Artificial muscle patch can mend broken hearts

Unlike some human organs, the heart cannot regenerate itself after a heart attack.

Update: 2017-11-29 08:27 GMT
The advance takes a major step toward the end goal of repairing dead heart muscle in human patients, researchers said. (Photo: Pixabay)

Scientists have developed a fully functioning artificial human heart muscle large enough to patch over damage typically seen in patients who have suffered a heart attack.

The advance takes a major step toward the end goal of repairing dead heart muscle in human patients, researchers said.

"Right now, virtually all existing therapies are aimed at reducing the symptoms from the damage that has already been done to the heart, but no approaches have been able to replace the muscle that is lost, because once it is dead, it does not grow back on its own," said Ilya Shadrin, a doctoral student at Duke University in the US.

"This is a way that we could replace lost muscle with tissue made outside the body," said Shadrin.

Unlike some human organs, the heart cannot regenerate itself after a heart attack.

The dead muscle is often replaced by scar tissue that can no longer transmit electrical signals or contract, both of which are necessary for smooth and forceful heartbeats.

The end result is a disease commonly referred to as heart failure that affects over 12 million patients worldwide.

Heart patches could be implanted over the dead muscle and remain active for a long time, providing more strength for contractions and a smooth path for the hearts electrical signals to travel through.

These patches also secrete enzymes and growth factors that could help recovery of damaged tissue that has not yet died.

However, a heart patch must be large enough to cover the affected tissue. It must also be as strong and electrically active as the native heart tissue, or else the discrepancy could cause deadly arrhythmias.

This is the first human heart patch to meet both criteria.

"Creating individual cardiac muscle cells is pretty commonplace, but people have been focused on growing miniature tissues for drug development," said Nenad Bursac, professor at Duke.

"Scaling it up to this size is something that has never been done and it required a lot of engineering ingenuity," said Bursac.
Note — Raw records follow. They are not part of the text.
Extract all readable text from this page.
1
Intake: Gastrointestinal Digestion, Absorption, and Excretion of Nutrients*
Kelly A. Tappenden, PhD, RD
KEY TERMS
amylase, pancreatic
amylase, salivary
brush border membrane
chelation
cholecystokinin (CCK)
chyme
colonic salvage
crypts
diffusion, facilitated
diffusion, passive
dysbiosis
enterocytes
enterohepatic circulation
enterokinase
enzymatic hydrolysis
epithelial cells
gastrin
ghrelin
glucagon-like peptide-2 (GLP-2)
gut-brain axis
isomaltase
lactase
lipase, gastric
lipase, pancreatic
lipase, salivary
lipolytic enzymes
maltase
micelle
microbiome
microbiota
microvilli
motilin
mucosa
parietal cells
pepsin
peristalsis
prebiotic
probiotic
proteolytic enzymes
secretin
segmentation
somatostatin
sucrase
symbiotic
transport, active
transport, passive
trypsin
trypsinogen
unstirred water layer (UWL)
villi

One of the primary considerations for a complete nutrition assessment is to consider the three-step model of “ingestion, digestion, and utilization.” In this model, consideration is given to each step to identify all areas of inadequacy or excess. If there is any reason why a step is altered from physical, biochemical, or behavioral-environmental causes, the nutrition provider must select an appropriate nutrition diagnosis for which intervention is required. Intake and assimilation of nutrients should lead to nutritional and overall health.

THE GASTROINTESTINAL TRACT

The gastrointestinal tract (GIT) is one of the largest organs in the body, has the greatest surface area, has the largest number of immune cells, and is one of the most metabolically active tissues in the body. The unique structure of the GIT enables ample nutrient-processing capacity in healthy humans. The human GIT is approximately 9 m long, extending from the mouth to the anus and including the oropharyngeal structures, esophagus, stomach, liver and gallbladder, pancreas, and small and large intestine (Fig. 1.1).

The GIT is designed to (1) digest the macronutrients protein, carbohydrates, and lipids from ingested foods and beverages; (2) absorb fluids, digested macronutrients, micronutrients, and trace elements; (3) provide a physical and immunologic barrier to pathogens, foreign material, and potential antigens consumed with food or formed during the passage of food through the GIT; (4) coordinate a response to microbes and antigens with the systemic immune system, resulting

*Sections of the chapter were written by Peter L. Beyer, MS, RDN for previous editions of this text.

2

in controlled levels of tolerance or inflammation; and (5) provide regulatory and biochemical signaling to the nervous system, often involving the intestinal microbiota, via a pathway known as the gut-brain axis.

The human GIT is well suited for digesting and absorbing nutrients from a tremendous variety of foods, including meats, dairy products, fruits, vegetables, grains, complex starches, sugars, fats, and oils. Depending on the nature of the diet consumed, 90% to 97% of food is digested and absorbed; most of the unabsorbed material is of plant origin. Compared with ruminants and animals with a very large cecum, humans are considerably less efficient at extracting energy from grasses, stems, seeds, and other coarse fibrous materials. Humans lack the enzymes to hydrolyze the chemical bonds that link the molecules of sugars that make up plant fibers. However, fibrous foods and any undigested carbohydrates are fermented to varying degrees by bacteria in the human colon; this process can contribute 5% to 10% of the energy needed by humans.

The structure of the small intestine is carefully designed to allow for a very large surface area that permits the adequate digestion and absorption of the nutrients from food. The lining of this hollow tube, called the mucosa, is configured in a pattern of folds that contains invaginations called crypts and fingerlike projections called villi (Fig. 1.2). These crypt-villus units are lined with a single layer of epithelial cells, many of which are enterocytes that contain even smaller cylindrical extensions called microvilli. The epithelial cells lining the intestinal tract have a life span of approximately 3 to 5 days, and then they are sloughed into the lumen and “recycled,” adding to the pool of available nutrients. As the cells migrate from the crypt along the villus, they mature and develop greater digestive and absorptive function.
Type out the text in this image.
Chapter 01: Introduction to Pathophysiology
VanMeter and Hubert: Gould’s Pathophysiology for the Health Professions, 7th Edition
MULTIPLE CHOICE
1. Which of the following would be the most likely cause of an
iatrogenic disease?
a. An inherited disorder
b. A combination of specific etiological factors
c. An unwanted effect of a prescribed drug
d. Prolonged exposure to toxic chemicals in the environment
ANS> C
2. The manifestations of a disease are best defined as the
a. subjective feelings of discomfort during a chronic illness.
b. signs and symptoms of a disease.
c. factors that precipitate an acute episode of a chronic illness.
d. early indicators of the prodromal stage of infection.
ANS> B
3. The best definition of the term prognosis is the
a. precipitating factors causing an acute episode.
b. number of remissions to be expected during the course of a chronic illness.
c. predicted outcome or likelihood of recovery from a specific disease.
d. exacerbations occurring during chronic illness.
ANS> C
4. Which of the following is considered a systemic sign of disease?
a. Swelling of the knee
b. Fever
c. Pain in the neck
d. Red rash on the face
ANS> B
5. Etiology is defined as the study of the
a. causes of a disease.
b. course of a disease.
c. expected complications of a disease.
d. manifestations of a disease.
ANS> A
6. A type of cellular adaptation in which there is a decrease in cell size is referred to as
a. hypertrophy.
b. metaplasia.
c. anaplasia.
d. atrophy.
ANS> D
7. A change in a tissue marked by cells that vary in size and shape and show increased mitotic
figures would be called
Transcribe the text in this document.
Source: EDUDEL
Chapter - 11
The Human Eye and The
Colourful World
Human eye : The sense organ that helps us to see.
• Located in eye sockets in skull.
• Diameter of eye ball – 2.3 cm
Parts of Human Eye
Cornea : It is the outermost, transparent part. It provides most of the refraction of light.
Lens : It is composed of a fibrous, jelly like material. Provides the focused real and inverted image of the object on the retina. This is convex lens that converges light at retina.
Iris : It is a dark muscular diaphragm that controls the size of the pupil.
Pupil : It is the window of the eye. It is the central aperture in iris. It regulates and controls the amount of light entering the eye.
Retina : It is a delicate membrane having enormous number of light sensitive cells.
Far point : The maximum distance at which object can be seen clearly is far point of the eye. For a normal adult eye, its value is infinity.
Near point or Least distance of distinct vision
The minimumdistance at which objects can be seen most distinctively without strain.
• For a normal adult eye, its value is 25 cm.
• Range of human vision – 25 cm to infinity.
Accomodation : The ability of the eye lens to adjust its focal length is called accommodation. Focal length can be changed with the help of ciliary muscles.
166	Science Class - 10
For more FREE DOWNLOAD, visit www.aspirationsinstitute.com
The cells for the heart patch are grown from human pluripotent stem cells - the cells that can become any type of cell in the body.

Researchers have successfully made patches using many different lines of human stem cells, including those derived from embryos and those artificially forced or "induced" into their pluripotent state.

The results improved on the researchers previous patches, which were one square centimetre and four square centimetres.

They successfully scaled up to 16 square centimetres and five to eight cells thick.

Tests show that the heart muscle in the patch is fully functional, with electrical, mechanical and structural properties that resemble those of a normal, healthy adult heart.